# Clausing 8530 mill in Pescadero, CA (San Mateo County)



## Aaron_W (Oct 13, 2019)

These don't seem to pop up much in California. Includes a vise, rotary table and some tooling for $2500. That seems to be the going price for these out here even without any tooling. These are nice small-ish mills for those without a lot of room. I'd be looking at it myself if I didn't already have an 8520.

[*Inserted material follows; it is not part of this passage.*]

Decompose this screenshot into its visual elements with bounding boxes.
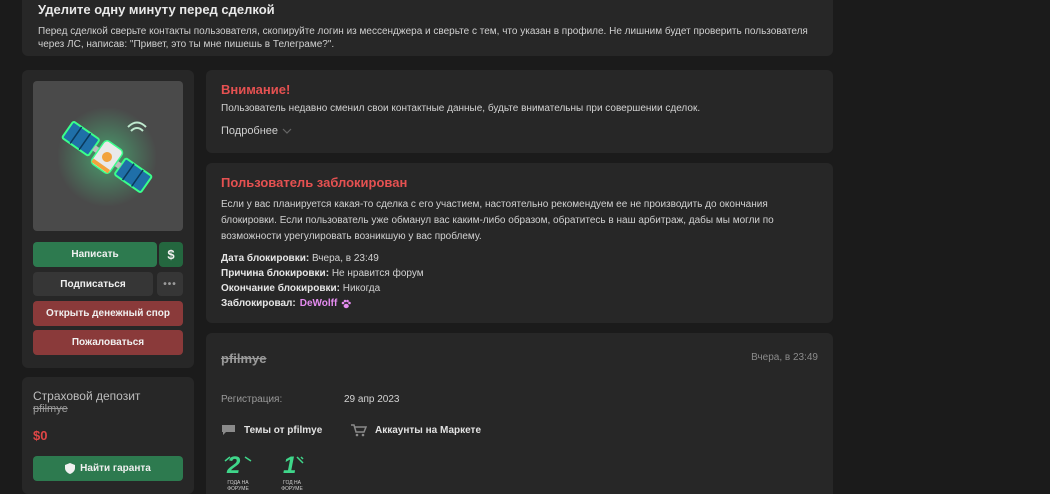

https://sfbay.craigslist.org/pen/tls/d/montara-clausing-8530-vertical-mill/6997126929.html


----------



## Richard King 2 (Oct 13, 2019)

Looks like a nice machine and nice is good and cheap for a good machine made in American compared to the Chinese machines that will cost at least that with no tooling


----------



## matthewsx (Oct 13, 2019)

Wow, just up the highway from where I plan on moving, too bad it'll be a while before I'm in the market.
Awfully pretty though....


----------



## Norseman C.B. (Oct 14, 2019)

And it is gone  !!!


----------



## Aaron_W (Oct 14, 2019)

Norseman C.B. said:


> And it is gone  !!!



Yeah, this is the 3rd I've seen since I got mine early last year. All 3 listed for $2500 and all gone within 2-4 days of the listing. One had a DRO but no vise or tooling, one had power feed and a vise, with no tooling, and this one had a decent amount of tooling and was an 8530 which is sort of the deluxe version so a little more desirable.


----------